Téo era um menino como todos os outros de sua idade nessa era moderna. Morava em um condomínio e lá dentro fazia toda sua vida mal botando a cara na rua.
Lá tinha seus amigos e a brincadeira deles eram todas feitas dentro do local que tinha piscina, sauna, churrasqueira, quadras de tênis, de futebol, heliponto..se  desse mole tinha até banquinha do jogo do bicho.
O menino era fissurado em games. Tinha vídeo game moderníssimo em casa onde ficava quase 24 horas jogando e quando não estava nele jogava no celular. Mãe e pai repreendiam, colocavam de castigo, mas não adiantava o moleque era fissurado.    
Um dia saiu com os amigos do condomínio para ir a uma danceteria. Dançou muito, beijou algumas meninas e teve uma noite agradável longe dos games. Na saída o grupo passou em uma lanchonete e dois amigos começaram a jogar sinuca.
Téo bebia um refrigerante e comia um hambúrguer olhando entediado o jogo quando reparou que na sala ao lado tinha máquinas de fliperama. Curioso foi até o local sem que ninguém percebesse.
O local estava vazio, meio empoeirado com todas as máquinas ligadas. Téo passou por elas rindo da antiguidade e teve que tirar algumas teias de aranha da frente para ver todas.
Até que percebeu uma em especial. Nunca vira aquele jogo antes então Téo se aproximou. O jogo chamava-se “No inferno com o diabo” e o rapaz ficou curioso.
Procurou alguém que lhe vendesse uma ficha e não encontrava até que viu um velho estranho varrendo o chão parecendo sair de algum filme de terror e perguntou quem vendia fichas.              
O velho parou de varrer e olhou o rapaz por um tempo. Téo incomodado perguntou novamente e o velho voltou a varrer respondendo “cinquenta reais”.
Téo tentou argumentar que o preço era um absurdo enquanto o velho varria e respondia que era esse mesmo. O rapaz pensou, pensou e estava muito curioso para conhecer o game. Decidiu aceitar a proposta e deu o dinheiro para o velho que lhe entregou uma ficha.
Téo com a ficha na mão caminhou até a máquina, olhou bem pra ela e comentou “vamos ver como é essa belezinha”. Colocou a ficha e começou a jogar.
O rapaz era expert em games, não tinha um no qual não se saísse bem e chegasse até o fim “zerando” a máquina, mas com o tal jogo foi totalmente diferente.
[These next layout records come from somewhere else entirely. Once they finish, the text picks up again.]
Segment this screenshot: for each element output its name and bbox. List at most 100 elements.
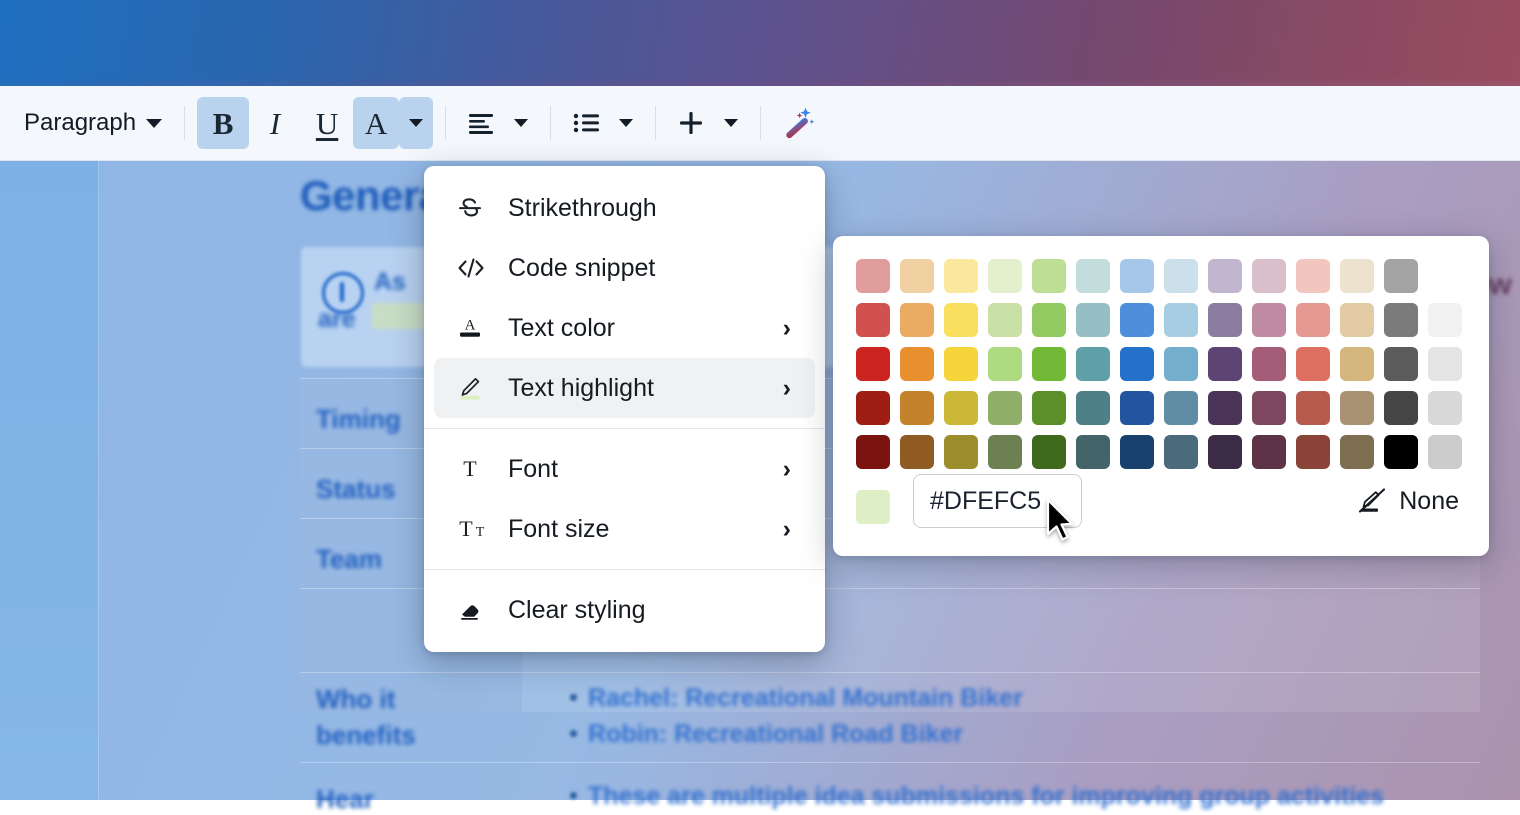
color-swatch-cell[interactable] bbox=[1203, 430, 1247, 474]
align-left-button[interactable] bbox=[458, 97, 504, 149]
list-dropdown[interactable] bbox=[563, 97, 643, 149]
color-swatch-cell[interactable] bbox=[1335, 386, 1379, 430]
color-swatch-cell[interactable] bbox=[1115, 386, 1159, 430]
color-swatch-cell[interactable] bbox=[1071, 342, 1115, 386]
menu-item-strikethrough[interactable]: Strikethrough bbox=[434, 178, 815, 238]
color-swatch-72B937[interactable] bbox=[1032, 347, 1066, 381]
text-style-dropdown[interactable]: A bbox=[353, 97, 434, 149]
color-swatch-CDB736[interactable] bbox=[944, 391, 978, 425]
color-swatch-cell[interactable] bbox=[939, 430, 983, 474]
color-swatch-cell[interactable] bbox=[1379, 342, 1423, 386]
color-swatch-cell[interactable] bbox=[1291, 254, 1335, 298]
color-swatch-cell[interactable] bbox=[1291, 298, 1335, 342]
menu-item-clear-styling[interactable]: Clear styling bbox=[434, 580, 815, 640]
color-swatch-cell[interactable] bbox=[1247, 342, 1291, 386]
color-swatch-9E1E14[interactable] bbox=[856, 391, 890, 425]
color-swatch-7B1410[interactable] bbox=[856, 435, 890, 469]
color-swatch-9B8D2B[interactable] bbox=[944, 435, 978, 469]
color-swatch-C2B6CE[interactable] bbox=[1208, 259, 1242, 293]
color-swatch-BEDE93[interactable] bbox=[1032, 259, 1066, 293]
insert-dropdown[interactable] bbox=[668, 97, 748, 149]
color-swatch-cell[interactable] bbox=[1335, 254, 1379, 298]
color-swatch-AEDA82[interactable] bbox=[988, 347, 1022, 381]
color-swatch-cell[interactable] bbox=[895, 430, 939, 474]
color-swatch-D15150[interactable] bbox=[856, 303, 890, 337]
color-swatch-4B6B7C[interactable] bbox=[1164, 435, 1198, 469]
color-swatch-cell[interactable] bbox=[851, 254, 895, 298]
color-swatch-cell[interactable] bbox=[983, 430, 1027, 474]
color-swatch-cell[interactable] bbox=[1379, 386, 1423, 430]
color-swatch-DE7062[interactable] bbox=[1296, 347, 1330, 381]
color-swatch-8C7DA0[interactable] bbox=[1208, 303, 1242, 337]
color-swatch-cell[interactable] bbox=[1423, 342, 1467, 386]
color-swatch-96BFC5[interactable] bbox=[1076, 303, 1110, 337]
color-swatch-C9E0A6[interactable] bbox=[988, 303, 1022, 337]
color-swatch-cell[interactable] bbox=[851, 342, 895, 386]
color-swatch-BE8BA3[interactable] bbox=[1252, 303, 1286, 337]
color-swatch-EDE2CD[interactable] bbox=[1340, 259, 1374, 293]
color-swatch-cell[interactable] bbox=[939, 254, 983, 298]
list-caret[interactable] bbox=[609, 97, 643, 149]
paragraph-style-dropdown[interactable]: Paragraph bbox=[14, 97, 172, 149]
color-swatch-CC2420[interactable] bbox=[856, 347, 890, 381]
color-swatch-E09B9B[interactable] bbox=[856, 259, 890, 293]
color-swatch-5F3347[interactable] bbox=[1252, 435, 1286, 469]
color-swatch-E2F0CE[interactable] bbox=[988, 259, 1022, 293]
color-swatch-cell[interactable] bbox=[1247, 254, 1291, 298]
color-swatch-cell[interactable] bbox=[1247, 430, 1291, 474]
color-swatch-cell[interactable] bbox=[1379, 430, 1423, 474]
color-swatch-7B7B7B[interactable] bbox=[1384, 303, 1418, 337]
color-swatch-cell[interactable] bbox=[1115, 430, 1159, 474]
underline-button[interactable]: U bbox=[301, 97, 353, 149]
text-style-caret[interactable] bbox=[399, 97, 434, 149]
color-swatch-cell[interactable] bbox=[1423, 386, 1467, 430]
menu-item-font-size[interactable]: T T Font size › bbox=[434, 499, 815, 559]
no-color-button[interactable]: None bbox=[1357, 479, 1459, 523]
color-swatch-cell[interactable] bbox=[939, 298, 983, 342]
hex-color-input[interactable]: #DFEFC5 bbox=[913, 474, 1082, 528]
color-swatch-7E4760[interactable] bbox=[1252, 391, 1286, 425]
color-swatch-436469[interactable] bbox=[1076, 435, 1110, 469]
italic-button[interactable]: I bbox=[249, 97, 301, 149]
color-swatch-F2C6BE[interactable] bbox=[1296, 259, 1330, 293]
color-swatch-cell[interactable] bbox=[983, 254, 1027, 298]
align-dropdown[interactable] bbox=[458, 97, 538, 149]
align-caret[interactable] bbox=[504, 97, 538, 149]
color-swatch-cell[interactable] bbox=[1027, 342, 1071, 386]
color-swatch-5C5C5C[interactable] bbox=[1384, 347, 1418, 381]
color-swatch-cell[interactable] bbox=[1115, 298, 1159, 342]
color-swatch-cell[interactable] bbox=[1071, 430, 1115, 474]
color-swatch-CBE0EA[interactable] bbox=[1164, 259, 1198, 293]
color-swatch-cell[interactable] bbox=[1247, 298, 1291, 342]
menu-item-text-color[interactable]: A Text color › bbox=[434, 298, 815, 358]
color-swatch-A5C8EA[interactable] bbox=[1120, 259, 1154, 293]
color-swatch-cell[interactable] bbox=[1335, 298, 1379, 342]
color-swatch-cell[interactable] bbox=[1159, 386, 1203, 430]
color-swatch-cell[interactable] bbox=[1115, 342, 1159, 386]
color-swatch-cell[interactable] bbox=[1159, 342, 1203, 386]
color-swatch-CCCCCC[interactable] bbox=[1428, 435, 1462, 469]
color-swatch-cell[interactable] bbox=[1027, 254, 1071, 298]
color-swatch-cell[interactable] bbox=[1027, 386, 1071, 430]
color-swatch-cell[interactable] bbox=[1027, 430, 1071, 474]
color-swatch-8F5B22[interactable] bbox=[900, 435, 934, 469]
color-swatch-A89271[interactable] bbox=[1340, 391, 1374, 425]
color-swatch-5E9FA8[interactable] bbox=[1076, 347, 1110, 381]
color-swatch-E3CCA5[interactable] bbox=[1340, 303, 1374, 337]
color-swatch-cell[interactable] bbox=[1071, 254, 1115, 298]
color-swatch-cell[interactable] bbox=[1335, 342, 1379, 386]
color-swatch-4E8088[interactable] bbox=[1076, 391, 1110, 425]
color-swatch-cell[interactable] bbox=[1203, 342, 1247, 386]
ai-assistant-button[interactable] bbox=[773, 97, 825, 149]
bold-button[interactable]: B bbox=[197, 97, 250, 149]
color-swatch-F8DF5E[interactable] bbox=[944, 303, 978, 337]
color-swatch-000000[interactable] bbox=[1384, 435, 1418, 469]
color-swatch-cell[interactable] bbox=[851, 386, 895, 430]
color-swatch-6C8051[interactable] bbox=[988, 435, 1022, 469]
color-swatch-5A8F2A[interactable] bbox=[1032, 391, 1066, 425]
color-swatch-cell[interactable] bbox=[1071, 386, 1115, 430]
color-swatch-cell[interactable] bbox=[1423, 430, 1467, 474]
color-swatch-FAE89C[interactable] bbox=[944, 259, 978, 293]
color-swatch-cell[interactable] bbox=[851, 430, 895, 474]
color-swatch-cell[interactable] bbox=[1335, 430, 1379, 474]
Téo perdeu rapidamente e se aborreceu, foi atrás do velho e comprou mais uma ficha perdendo novamente rápido. Mais uma, mais uma até que já comprara dez fichas e no máximo chegara perto de ultrapassar a primeira fase, mas fracassando.
O dinheiro acabou então não tinha mais como Téo fazer nada. O Garoto olhou para a máquina fascinado com o jogo que conhecera e a dificuldade que lhe impôs. Chegou bem perto do jogo e disse baixinho “eu volto”. Caminhou empolgado em direção a saída e gritou para o velho, que nem se importou e continuou varrendo, que voltaria.
Encontrou os amigos no salão da lanchonete que perguntaram onde ele estava. Téo entusiasmado contou sobre a máquina de fliperama e como ela lhe derrotou. Os amigos curiosos pediram para ir até o salão de fliperama e quando tentaram entrar encontraram a porta fechada. 
Téo socava a porta tentando que abrissem e os amigos ironizavam falando que pelo jeito da porta ela não era aberta há muito tempo e Téo apenas devia ter imaginado que jogou. O grupo voltava para o salão da lanchonete com Téo jurando que tinha fliperama lá e os amigos brincando dizendo que ele fumou maconha.
Téo foi pra casa e sonhou com o jogo, ficara obcecado. No café da manhã os pais notaram que Téo estava quieto e perguntaram se ele tinha algum problema com o menino respondendo que não.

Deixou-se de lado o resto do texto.